DOHA, Qatar — The global economic crisis is set to plunge a Middle East already reeling from war and extremism into further chaos, the ruler of Qatar warned other national leaders and diplomats Monday at the annual Arab League summit.
Sheik Hamad ibn Khalifa al Thani, the emir of the tiny but increasingly influential kingdom of Qatar, brushed aside persisting squabbles among Arab states to warn that the world economic crisis would strike a hard blow to the Middle East.
“Our Arab world was among the most vulnerable regions in the world to be affected by the storm,” Khalifa told the dignitaries assembled in the capital of his oil-and-natural-gas-rich Persian Gulf peninsula nation.
“The impact of this problem of lack of confidence has affected the Arab world more than others,” he said. “Given its location and resources, its issues and problems and its previous and subsequent conditions, the Arab world is in the direction of the wind and the eye of the storm.”
Economic gloom overshadowed the summit, often a pageant of decorum and flowery rhetoric where substantive issues are superseded by petty rivalries among Arab states.
Arab leaders called upon Israel to accept a 2002 Saudi peace initiative offering the Jewish state formal diplomatic recognition in exchange for establishing an independent Palestinian state.
“The peace initiative being proposed today will not be on offer for a long time,” they said in a statement. “Arab commitment to this initiative is dependent on Israeli acceptance.”
Arab leaders also voiced support for Sudanese President Omar Hassan Ahmed Bashir, who attended the summit in defiance of an International Criminal Court warrant for his arrest on charges related to the counterinsurgency in the Darfur region.
The summit has been replete with the side dramas that characterize most gatherings of Arab leaders.

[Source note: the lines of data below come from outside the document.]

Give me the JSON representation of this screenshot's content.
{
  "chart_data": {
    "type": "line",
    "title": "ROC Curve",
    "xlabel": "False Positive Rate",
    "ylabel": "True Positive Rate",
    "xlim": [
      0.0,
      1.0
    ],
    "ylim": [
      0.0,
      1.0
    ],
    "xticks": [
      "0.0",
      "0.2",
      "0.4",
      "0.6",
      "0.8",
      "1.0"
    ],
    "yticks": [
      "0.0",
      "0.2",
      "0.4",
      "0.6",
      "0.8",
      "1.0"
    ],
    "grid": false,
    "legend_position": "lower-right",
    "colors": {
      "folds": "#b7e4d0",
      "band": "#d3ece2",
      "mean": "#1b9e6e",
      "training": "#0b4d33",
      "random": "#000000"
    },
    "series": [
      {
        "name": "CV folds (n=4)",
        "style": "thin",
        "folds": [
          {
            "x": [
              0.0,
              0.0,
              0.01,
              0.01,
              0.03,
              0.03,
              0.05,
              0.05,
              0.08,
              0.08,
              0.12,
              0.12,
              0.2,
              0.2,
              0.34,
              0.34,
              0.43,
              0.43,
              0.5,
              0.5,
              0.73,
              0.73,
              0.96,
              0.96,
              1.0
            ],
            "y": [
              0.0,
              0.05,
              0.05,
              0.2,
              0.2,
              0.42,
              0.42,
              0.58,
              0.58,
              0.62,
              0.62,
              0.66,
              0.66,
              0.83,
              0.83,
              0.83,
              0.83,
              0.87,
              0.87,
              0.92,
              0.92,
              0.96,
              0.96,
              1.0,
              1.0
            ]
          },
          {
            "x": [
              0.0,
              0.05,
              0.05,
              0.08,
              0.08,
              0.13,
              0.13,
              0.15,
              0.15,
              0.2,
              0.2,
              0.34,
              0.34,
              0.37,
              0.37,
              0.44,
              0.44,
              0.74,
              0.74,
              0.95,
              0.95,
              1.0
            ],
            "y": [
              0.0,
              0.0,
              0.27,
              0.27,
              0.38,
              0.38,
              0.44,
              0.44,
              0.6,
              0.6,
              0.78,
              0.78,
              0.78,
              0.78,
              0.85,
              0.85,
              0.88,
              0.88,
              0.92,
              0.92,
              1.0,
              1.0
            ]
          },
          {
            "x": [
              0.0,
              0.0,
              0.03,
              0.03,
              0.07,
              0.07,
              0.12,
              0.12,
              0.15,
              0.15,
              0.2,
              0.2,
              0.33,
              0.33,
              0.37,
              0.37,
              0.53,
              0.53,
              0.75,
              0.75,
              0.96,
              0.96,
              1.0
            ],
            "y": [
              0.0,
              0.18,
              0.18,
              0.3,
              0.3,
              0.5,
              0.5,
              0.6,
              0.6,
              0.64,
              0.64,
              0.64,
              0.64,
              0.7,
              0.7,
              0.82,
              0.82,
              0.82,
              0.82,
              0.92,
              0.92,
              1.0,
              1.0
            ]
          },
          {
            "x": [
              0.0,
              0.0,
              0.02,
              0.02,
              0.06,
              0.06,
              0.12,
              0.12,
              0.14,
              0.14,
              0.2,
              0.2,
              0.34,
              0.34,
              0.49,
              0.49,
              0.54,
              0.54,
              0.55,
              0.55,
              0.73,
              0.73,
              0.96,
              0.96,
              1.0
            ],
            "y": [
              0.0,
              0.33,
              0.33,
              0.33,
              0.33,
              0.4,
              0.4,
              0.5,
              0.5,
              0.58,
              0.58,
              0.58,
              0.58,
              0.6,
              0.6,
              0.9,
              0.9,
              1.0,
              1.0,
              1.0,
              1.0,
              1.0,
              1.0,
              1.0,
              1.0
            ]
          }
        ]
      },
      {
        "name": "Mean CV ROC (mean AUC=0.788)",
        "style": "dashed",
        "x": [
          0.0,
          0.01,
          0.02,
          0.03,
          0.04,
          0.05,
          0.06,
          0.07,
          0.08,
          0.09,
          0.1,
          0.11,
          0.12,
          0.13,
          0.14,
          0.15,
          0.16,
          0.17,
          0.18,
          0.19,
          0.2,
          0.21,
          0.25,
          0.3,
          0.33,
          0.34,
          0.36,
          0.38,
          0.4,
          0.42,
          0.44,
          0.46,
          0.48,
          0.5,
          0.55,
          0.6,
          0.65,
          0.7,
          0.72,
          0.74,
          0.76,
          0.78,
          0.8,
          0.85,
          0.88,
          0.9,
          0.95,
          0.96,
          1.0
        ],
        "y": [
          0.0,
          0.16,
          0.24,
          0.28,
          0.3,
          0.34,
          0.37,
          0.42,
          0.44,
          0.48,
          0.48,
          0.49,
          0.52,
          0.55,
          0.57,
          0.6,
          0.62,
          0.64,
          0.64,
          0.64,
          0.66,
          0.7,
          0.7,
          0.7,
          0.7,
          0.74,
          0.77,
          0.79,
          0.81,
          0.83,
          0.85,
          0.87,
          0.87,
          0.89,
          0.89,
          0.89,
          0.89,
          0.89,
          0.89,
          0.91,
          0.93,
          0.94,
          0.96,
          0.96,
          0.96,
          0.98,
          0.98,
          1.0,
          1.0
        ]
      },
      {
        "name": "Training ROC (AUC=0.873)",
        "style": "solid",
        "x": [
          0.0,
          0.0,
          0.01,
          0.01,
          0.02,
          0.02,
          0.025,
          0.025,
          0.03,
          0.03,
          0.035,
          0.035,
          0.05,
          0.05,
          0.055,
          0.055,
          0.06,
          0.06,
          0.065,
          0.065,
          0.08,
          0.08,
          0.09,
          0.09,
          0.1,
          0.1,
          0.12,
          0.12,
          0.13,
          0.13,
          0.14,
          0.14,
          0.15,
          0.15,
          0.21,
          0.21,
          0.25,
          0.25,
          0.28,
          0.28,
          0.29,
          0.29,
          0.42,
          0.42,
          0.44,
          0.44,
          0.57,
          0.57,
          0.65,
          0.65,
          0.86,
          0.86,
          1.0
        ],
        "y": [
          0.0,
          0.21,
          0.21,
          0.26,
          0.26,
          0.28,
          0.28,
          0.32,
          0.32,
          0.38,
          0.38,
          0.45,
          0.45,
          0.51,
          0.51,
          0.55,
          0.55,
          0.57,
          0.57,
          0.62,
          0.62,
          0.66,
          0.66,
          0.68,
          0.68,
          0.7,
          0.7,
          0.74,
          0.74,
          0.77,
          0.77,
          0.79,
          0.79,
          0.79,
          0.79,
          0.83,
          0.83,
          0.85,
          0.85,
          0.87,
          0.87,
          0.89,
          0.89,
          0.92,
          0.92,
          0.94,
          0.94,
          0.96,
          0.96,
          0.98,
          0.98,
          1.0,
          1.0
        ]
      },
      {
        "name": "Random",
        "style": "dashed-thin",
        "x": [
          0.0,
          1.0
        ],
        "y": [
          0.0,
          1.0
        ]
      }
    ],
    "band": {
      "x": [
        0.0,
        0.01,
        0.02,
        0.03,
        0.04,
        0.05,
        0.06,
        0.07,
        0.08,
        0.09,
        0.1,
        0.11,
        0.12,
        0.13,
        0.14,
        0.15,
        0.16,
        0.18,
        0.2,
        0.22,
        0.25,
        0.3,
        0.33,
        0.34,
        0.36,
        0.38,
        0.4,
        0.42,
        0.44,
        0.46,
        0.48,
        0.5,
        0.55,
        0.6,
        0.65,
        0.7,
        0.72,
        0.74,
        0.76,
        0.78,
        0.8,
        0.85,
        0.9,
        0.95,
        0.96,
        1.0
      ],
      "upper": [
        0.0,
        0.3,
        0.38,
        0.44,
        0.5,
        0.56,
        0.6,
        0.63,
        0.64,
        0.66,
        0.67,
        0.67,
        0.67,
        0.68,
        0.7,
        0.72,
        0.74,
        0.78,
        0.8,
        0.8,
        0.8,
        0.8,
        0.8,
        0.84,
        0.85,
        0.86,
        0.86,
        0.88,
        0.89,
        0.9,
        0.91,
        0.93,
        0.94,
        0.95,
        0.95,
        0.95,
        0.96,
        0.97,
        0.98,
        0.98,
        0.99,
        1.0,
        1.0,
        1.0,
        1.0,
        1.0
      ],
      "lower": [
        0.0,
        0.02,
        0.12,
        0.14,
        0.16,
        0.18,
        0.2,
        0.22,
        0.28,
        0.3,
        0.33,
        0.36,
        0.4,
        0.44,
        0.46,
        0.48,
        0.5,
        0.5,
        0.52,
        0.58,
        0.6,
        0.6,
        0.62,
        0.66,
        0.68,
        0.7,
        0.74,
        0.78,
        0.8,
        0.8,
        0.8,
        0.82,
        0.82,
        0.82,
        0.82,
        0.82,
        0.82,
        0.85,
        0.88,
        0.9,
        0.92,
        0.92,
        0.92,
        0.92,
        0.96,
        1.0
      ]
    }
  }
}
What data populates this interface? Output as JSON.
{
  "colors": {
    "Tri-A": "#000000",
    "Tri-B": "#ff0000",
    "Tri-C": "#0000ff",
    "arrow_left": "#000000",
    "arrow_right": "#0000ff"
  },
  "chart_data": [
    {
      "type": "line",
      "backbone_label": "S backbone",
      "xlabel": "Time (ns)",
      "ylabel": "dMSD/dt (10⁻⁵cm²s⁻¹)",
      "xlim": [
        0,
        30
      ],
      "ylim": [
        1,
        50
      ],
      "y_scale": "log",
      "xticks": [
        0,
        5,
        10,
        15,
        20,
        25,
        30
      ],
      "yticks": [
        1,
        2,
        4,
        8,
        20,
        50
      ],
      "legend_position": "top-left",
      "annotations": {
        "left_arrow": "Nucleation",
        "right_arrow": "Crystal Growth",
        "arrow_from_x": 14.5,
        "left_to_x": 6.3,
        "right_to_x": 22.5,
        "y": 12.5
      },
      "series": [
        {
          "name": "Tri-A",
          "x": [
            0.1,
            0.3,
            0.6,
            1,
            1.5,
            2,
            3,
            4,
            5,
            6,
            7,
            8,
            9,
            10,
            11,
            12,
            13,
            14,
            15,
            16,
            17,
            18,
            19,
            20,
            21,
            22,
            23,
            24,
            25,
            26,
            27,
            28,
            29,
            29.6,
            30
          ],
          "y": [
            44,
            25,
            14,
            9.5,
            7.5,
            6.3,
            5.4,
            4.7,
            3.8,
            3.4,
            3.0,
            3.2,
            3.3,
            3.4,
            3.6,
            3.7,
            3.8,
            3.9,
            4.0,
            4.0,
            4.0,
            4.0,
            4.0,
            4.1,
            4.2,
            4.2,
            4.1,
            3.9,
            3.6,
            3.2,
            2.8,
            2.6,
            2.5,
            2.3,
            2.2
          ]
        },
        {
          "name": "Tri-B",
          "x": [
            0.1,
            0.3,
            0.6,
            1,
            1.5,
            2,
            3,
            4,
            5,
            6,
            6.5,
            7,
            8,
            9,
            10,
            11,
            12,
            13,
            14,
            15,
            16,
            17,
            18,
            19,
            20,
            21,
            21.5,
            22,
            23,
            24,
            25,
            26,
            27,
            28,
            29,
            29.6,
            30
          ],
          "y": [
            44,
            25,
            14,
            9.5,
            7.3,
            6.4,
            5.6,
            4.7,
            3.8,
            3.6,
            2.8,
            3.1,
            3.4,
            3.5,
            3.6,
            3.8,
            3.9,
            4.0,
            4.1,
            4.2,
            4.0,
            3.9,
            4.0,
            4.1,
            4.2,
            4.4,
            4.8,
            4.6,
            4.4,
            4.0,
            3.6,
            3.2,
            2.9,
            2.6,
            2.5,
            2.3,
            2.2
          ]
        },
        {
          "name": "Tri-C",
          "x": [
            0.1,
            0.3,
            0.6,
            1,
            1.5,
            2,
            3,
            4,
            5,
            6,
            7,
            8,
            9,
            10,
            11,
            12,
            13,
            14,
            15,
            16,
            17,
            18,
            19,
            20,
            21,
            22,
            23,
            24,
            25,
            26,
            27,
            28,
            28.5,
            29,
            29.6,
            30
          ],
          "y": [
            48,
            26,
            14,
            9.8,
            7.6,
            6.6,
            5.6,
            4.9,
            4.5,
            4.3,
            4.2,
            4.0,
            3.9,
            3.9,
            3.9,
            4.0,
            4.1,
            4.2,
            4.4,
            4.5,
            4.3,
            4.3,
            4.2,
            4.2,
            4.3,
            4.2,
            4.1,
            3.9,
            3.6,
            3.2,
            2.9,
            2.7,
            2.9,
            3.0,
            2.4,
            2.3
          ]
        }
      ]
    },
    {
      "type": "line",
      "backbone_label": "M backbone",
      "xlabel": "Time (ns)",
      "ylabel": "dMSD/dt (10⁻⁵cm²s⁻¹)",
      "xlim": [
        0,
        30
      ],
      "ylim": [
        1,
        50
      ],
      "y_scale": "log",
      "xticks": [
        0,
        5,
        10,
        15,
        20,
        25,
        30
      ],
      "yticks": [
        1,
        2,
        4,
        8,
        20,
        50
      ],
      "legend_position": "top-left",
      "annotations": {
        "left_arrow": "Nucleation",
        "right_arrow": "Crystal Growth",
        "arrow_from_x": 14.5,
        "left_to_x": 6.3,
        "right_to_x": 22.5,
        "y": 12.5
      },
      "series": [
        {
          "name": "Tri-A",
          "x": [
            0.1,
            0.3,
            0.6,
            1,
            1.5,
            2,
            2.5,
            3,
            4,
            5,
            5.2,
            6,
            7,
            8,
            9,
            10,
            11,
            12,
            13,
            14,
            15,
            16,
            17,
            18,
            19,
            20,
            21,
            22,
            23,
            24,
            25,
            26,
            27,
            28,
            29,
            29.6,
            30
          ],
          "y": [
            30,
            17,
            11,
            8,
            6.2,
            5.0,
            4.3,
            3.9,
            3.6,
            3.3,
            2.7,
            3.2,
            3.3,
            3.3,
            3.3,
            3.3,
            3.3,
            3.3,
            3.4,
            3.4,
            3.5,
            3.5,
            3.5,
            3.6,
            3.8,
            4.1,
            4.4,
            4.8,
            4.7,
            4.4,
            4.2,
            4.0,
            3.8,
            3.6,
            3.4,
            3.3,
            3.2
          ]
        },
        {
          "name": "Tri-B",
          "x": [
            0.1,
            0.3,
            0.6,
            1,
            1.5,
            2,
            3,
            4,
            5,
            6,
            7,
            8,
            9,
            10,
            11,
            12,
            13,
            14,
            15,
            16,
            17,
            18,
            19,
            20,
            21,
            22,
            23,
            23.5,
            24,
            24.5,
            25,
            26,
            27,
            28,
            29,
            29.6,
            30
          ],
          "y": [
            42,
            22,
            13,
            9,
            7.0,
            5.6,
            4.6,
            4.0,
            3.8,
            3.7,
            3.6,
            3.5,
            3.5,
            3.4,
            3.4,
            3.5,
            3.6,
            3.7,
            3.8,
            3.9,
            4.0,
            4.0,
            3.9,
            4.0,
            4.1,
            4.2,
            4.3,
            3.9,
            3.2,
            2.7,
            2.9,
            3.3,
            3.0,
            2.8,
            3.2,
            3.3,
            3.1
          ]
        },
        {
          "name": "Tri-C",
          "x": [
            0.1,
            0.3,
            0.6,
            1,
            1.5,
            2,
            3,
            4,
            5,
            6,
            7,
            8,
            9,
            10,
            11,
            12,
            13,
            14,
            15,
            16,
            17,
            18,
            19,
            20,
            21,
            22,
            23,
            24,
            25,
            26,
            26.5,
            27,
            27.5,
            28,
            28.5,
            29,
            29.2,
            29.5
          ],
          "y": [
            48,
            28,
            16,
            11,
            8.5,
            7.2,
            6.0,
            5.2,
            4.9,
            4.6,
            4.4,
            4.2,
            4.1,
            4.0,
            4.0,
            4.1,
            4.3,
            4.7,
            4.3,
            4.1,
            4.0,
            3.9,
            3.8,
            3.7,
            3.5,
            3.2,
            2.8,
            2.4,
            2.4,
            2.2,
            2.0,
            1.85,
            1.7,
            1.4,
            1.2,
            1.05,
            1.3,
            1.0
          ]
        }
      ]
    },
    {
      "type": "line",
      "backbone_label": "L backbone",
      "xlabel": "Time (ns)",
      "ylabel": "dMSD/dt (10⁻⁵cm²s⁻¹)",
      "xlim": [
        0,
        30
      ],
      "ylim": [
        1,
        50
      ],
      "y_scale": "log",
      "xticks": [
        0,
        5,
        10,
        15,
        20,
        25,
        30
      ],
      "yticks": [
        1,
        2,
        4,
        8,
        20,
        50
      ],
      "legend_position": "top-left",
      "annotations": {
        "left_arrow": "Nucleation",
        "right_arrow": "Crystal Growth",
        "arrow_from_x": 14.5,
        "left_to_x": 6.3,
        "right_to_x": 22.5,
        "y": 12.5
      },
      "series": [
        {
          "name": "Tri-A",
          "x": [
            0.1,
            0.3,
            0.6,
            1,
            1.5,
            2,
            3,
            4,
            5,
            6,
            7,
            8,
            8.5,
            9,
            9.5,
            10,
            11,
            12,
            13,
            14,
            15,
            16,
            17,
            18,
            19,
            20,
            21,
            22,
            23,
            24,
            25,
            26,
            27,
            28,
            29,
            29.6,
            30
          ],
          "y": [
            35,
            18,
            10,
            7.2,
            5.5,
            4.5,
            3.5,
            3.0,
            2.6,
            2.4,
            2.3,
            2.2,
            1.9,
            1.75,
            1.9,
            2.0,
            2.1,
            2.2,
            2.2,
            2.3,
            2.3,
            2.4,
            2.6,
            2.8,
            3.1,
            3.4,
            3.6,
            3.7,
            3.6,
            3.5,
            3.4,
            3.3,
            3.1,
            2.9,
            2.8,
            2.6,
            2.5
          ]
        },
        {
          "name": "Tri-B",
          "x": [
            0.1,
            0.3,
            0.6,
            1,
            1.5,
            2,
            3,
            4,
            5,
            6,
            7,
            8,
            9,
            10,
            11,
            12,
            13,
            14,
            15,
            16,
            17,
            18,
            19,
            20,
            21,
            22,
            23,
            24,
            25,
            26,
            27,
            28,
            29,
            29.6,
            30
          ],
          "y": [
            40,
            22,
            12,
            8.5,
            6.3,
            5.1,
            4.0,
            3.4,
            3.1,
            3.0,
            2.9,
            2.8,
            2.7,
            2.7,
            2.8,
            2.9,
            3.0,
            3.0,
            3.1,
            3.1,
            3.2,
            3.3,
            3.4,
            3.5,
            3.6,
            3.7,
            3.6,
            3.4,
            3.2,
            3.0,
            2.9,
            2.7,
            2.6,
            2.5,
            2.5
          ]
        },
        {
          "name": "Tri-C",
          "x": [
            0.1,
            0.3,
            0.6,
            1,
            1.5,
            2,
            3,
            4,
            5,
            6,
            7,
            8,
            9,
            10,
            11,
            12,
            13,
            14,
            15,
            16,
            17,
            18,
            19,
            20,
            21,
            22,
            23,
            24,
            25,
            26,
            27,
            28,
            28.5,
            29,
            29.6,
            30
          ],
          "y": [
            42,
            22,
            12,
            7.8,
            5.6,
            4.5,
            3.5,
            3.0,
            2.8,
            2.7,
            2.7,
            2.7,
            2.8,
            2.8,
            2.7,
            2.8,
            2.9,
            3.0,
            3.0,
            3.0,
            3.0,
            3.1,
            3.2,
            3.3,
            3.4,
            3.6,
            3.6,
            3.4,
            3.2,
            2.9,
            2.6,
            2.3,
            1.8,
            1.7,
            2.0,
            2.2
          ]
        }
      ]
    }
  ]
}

Egyptian President Hosni Mubarak skipped the summit, apparently upset that Qatar has been stealing the diplomatic limelight.
Jordanian King Abdullah II left early, reportedly because he was received at the airport by a member of the Qatari royal family instead of the emir.
Libyan leader Moammar Khadafy stormed out of a session after calling Saudi King Abdullah a dupe of Britain and the United States.
Amid the recriminations, the summit ended Monday, a day earlier than scheduled.